Russia's lockdown extended as peak of Covid-19 outbreak looms

Putin says rules may ease from May 12th but virus threat nearing ‘top level’

Russian president Vladimir Putin: “We all need to be fully concentrated, disciplined and mobilised.” Photograph: Alexey Druzhinin/Sputnik/AFP

Russian president Vladimir Putin: “We all need to be fully concentrated, disciplined and mobilised.” Photograph: Alexey Druzhinin/Sputnik/AFP

 

Russian president Vladimir Putin has ordered his government to draw up plans for a phased lifting of the coronavirus lockdown from May 12th, while warning that the peak of the nation’s Covid-19 outbreak still lies ahead.

“We are now facing a new, and perhaps the most intense, stage of the battle with the epidemic. The risks of infection are reaching the top level, the threat and lethal danger from the virus remain,” he told senior officials via video link.

“We cannot talk about removing the coronavirus restrictions all at once. Even when the peak has been overcome, the situation in various regions may remain intense. A hard and difficult path lies ahead.”

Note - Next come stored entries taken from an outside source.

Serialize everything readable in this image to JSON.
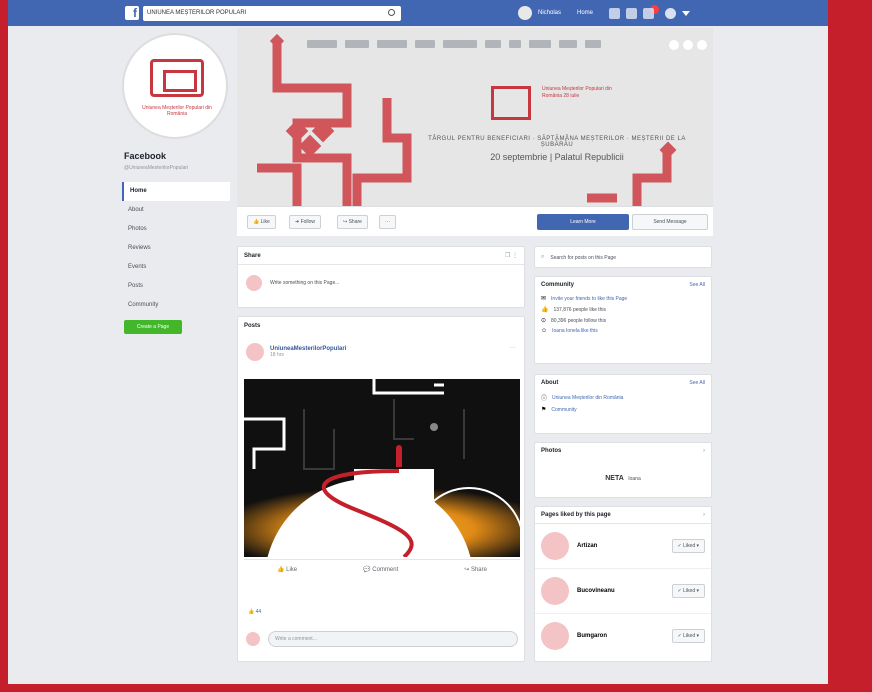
{
  "topbar": {
    "search_text": "UNIUNEA MEȘTERILOR POPULARI",
    "user_name": "Nicholas",
    "home_label": "Home"
  },
  "page": {
    "name": "Facebook",
    "handle": "@UniuneaMesterilorPopulari",
    "logo_caption": "Uniunea Meșterilor Populari din România"
  },
  "nav": {
    "items": [
      "Home",
      "About",
      "Photos",
      "Reviews",
      "Events",
      "Posts",
      "Community"
    ],
    "create_label": "Create a Page"
  },
  "cover": {
    "logo_text": "Uniunea Meșterilor Populari din România 28 iulie",
    "line1": "TÂRGUL PENTRU BENEFICIARI · SĂPTĂMÂNA MEȘTERILOR · MEȘTERII DE LA ȘUBĂRĂU",
    "line2": "20 septembrie | Palatul Republicii"
  },
  "action_bar": {
    "like": "Like",
    "follow": "Follow",
    "share": "Share",
    "more": "···",
    "learn_more": "Learn More",
    "send_message": "Send Message"
  },
  "create_post": {
    "title": "Share",
    "placeholder": "Write something on this Page..."
  },
  "posts": {
    "heading": "Posts",
    "author": "UniuneaMesterilorPopulari",
    "time": "18 hrs",
    "like": "Like",
    "comment": "Comment",
    "share": "Share",
    "reaction_count": "44",
    "comment_placeholder": "Write a comment..."
  },
  "right": {
    "search_placeholder": "Search for posts on this Page",
    "community": {
      "title": "Community",
      "see_all": "See All",
      "items": [
        "Invite your friends to like this Page",
        "137,876 people like this",
        "80,396 people follow this",
        "Ioana Ionela like this"
      ]
    },
    "about": {
      "title": "About",
      "see_all": "See All",
      "items": [
        "Uniunea Meșterilor din România",
        "Community"
      ]
    },
    "photos": {
      "title": "Photos",
      "label": "NETA",
      "sub": "Ioana"
    },
    "liked": {
      "title": "Pages liked by this page",
      "items": [
        {
          "name": "Artizan",
          "action": "Liked"
        },
        {
          "name": "Bucovineanu",
          "action": "Liked"
        },
        {
          "name": "Bumgaron",
          "action": "Liked"
        }
      ]
    }
  }
}
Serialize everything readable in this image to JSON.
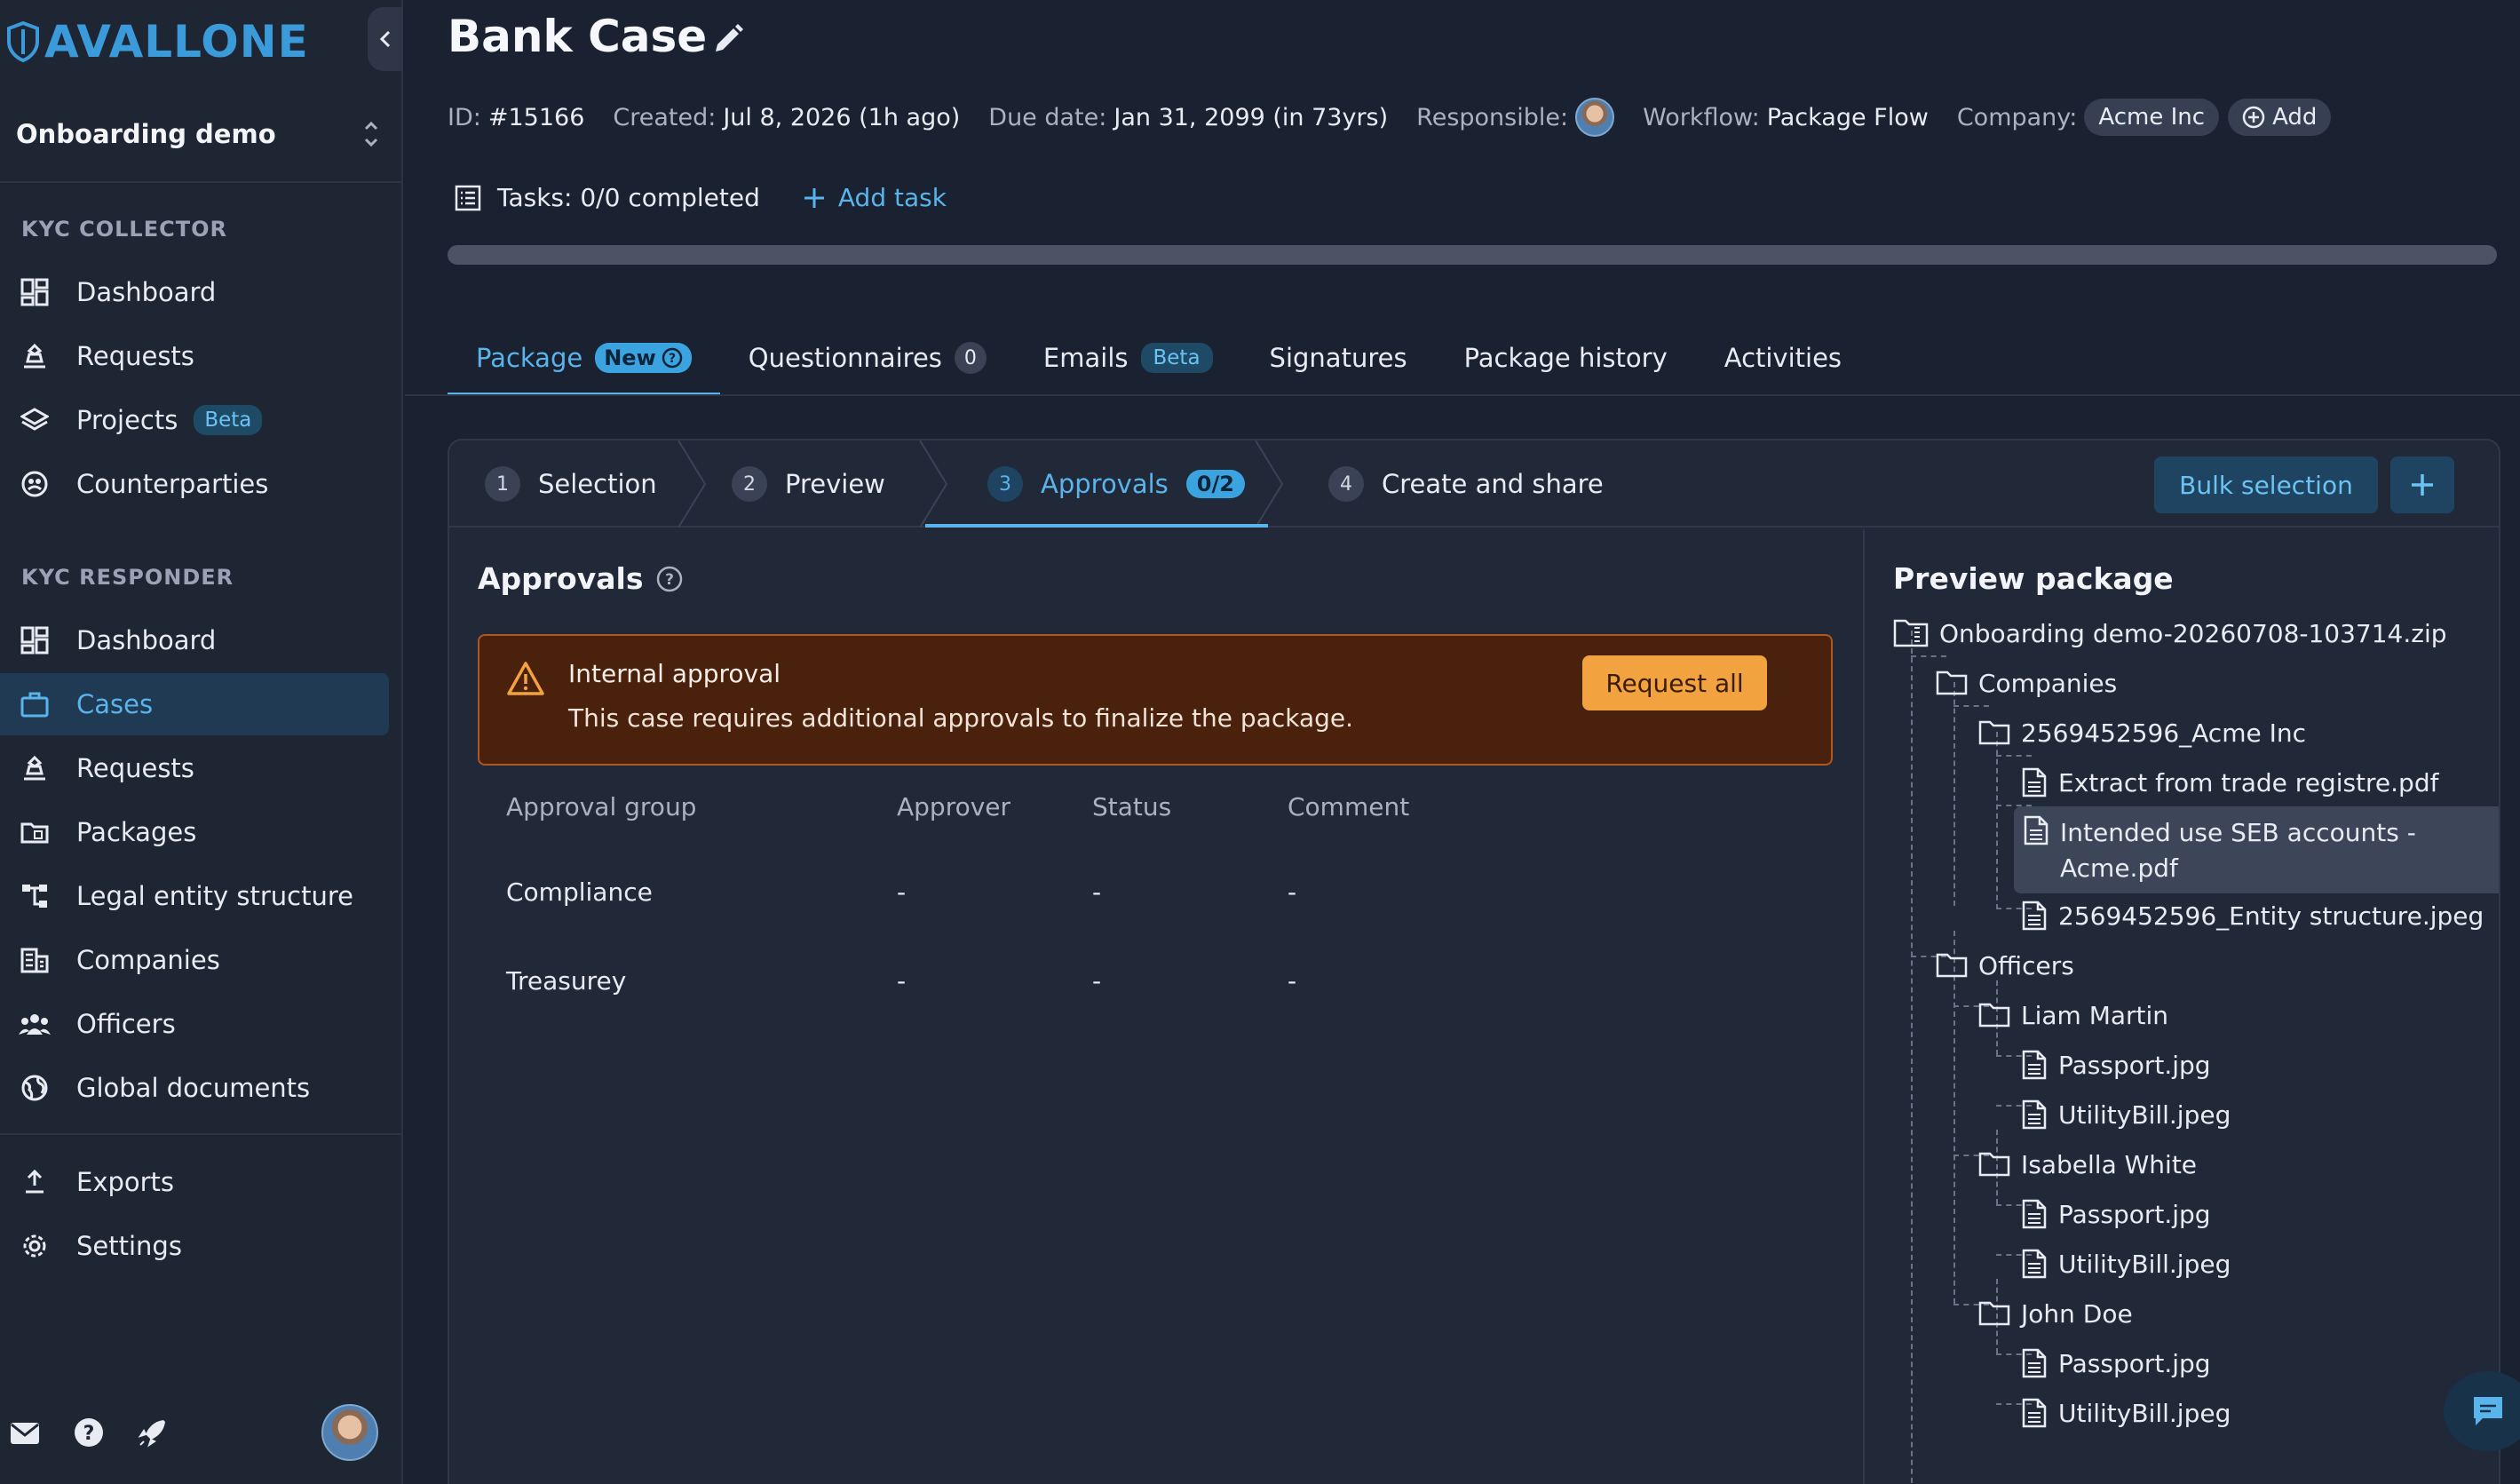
{
  "brand": {
    "logo_text": "AVALLONE",
    "accent": "#3b9ad9"
  },
  "workspace": {
    "name": "Onboarding demo"
  },
  "sidebar": {
    "collector_title": "KYC COLLECTOR",
    "collector_items": [
      {
        "label": "Dashboard",
        "icon": "dashboard-icon"
      },
      {
        "label": "Requests",
        "icon": "requests-icon"
      },
      {
        "label": "Projects",
        "icon": "projects-icon",
        "badge": "Beta"
      },
      {
        "label": "Counterparties",
        "icon": "counterparties-icon"
      }
    ],
    "responder_title": "KYC RESPONDER",
    "responder_items": [
      {
        "label": "Dashboard",
        "icon": "dashboard-icon"
      },
      {
        "label": "Cases",
        "icon": "briefcase-icon",
        "active": true
      },
      {
        "label": "Requests",
        "icon": "requests-icon"
      },
      {
        "label": "Packages",
        "icon": "packages-icon"
      },
      {
        "label": "Legal entity structure",
        "icon": "hierarchy-icon"
      },
      {
        "label": "Companies",
        "icon": "building-icon"
      },
      {
        "label": "Officers",
        "icon": "people-icon"
      },
      {
        "label": "Global documents",
        "icon": "globe-icon"
      }
    ],
    "footer_items": [
      {
        "label": "Exports",
        "icon": "upload-icon"
      },
      {
        "label": "Settings",
        "icon": "gear-icon"
      }
    ]
  },
  "case": {
    "title": "Bank Case",
    "id_label": "ID:",
    "id_value": "#15166",
    "created_label": "Created:",
    "created_value": "Jul 8, 2026 (1h ago)",
    "due_label": "Due date:",
    "due_value": "Jan 31, 2099 (in 73yrs)",
    "responsible_label": "Responsible:",
    "workflow_label": "Workflow:",
    "workflow_value": "Package Flow",
    "company_label": "Company:",
    "company_value": "Acme Inc",
    "add_label": "Add"
  },
  "tasks": {
    "label": "Tasks:",
    "value": "0/0 completed",
    "add_label": "Add task",
    "progress": 0
  },
  "tabs": {
    "package": "Package",
    "package_badge": "New",
    "questionnaires": "Questionnaires",
    "questionnaires_count": "0",
    "emails": "Emails",
    "emails_badge": "Beta",
    "signatures": "Signatures",
    "history": "Package history",
    "activities": "Activities"
  },
  "steps": [
    {
      "num": "1",
      "label": "Selection"
    },
    {
      "num": "2",
      "label": "Preview"
    },
    {
      "num": "3",
      "label": "Approvals",
      "badge": "0/2"
    },
    {
      "num": "4",
      "label": "Create and share"
    }
  ],
  "bulk_label": "Bulk selection",
  "approvals": {
    "title": "Approvals",
    "alert_title": "Internal approval",
    "alert_text": "This case requires additional approvals to finalize the package.",
    "request_all": "Request all",
    "columns": [
      "Approval group",
      "Approver",
      "Status",
      "Comment"
    ],
    "rows": [
      [
        "Compliance",
        "-",
        "-",
        "-"
      ],
      [
        "Treasurey",
        "-",
        "-",
        "-"
      ]
    ]
  },
  "preview": {
    "title": "Preview package",
    "root": "Onboarding demo-20260708-103714.zip",
    "companies": "Companies",
    "company_folder": "2569452596_Acme Inc",
    "company_files": [
      "Extract from trade registre.pdf",
      "Intended use SEB accounts -",
      "Acme.pdf",
      "2569452596_Entity structure.jpeg"
    ],
    "officers": "Officers",
    "officer_1": "Liam Martin",
    "officer_2": "Isabella White",
    "officer_3": "John Doe",
    "passport": "Passport.jpg",
    "utility": "UtilityBill.jpeg"
  }
}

Russia announced a record one-day rise of 6,411 coronavirus cases on Tuesday, taking its national total to 93,558. Its official death toll from Covid-19 is 867 people – a strikingly low figure that raises questions about Russia’s data. By comparison, the Republic of Ireland had registered 19,877 cases and 1,159 deaths as of Tuesday.

No complacency

Mr Putin said hospitals nationwide had exceeded his target for coronavirus beds, but he cautioned against complacency and extended a current “non-working period” from the end of April to May 11th.

“We all need to be fully concentrated, disciplined and mobilised,” he said in the televised meeting with health officials and regional leaders.

“We must ensure that the wave of the epidemic subsides and finally starts to fall, to allow us – step-by-step, cautiously – to lift restrictions . . . The more strictly we Russian citizens observe the necessary requirements now, and follow the rules of self-isolation and quarantine, then the quicker all this will pass.”

The pandemic forced Mr Putin (67) to cancel plans for a huge May 9th Victory Day parade to mark 75 years since the end of the second World War, and an April public vote on constitutional changes that would allow him to rule until 2036.

Coronavirus and oil

He said on Tuesday that it was time to start planning for Russia’s recovery, however, as the economy reels from the double blow of the coronavirus crisis and a slump in world oil prices.

Mr Putin gave the government and other officials until next Tuesday to “prepare recommendations . . . for a gradual exit from restrictions starting from May 12th”.

“I ask the government, together with the regions and business, to start work on a major national action plan for normalising business life, restoring employment, citizens’ incomes and economic growth,” he added.

Amid criticism from opposition figures over his failure to give significant help to private businesses and their employees, Mr Putin ordered the government to come up with a new financial assistance package.

“Putin addressed the nation for a fourth time,” protest leader Alexei Navalny tweeted, “and again ignored the tiny little question worrying about 80 million people: But what should we live on during quarantine?”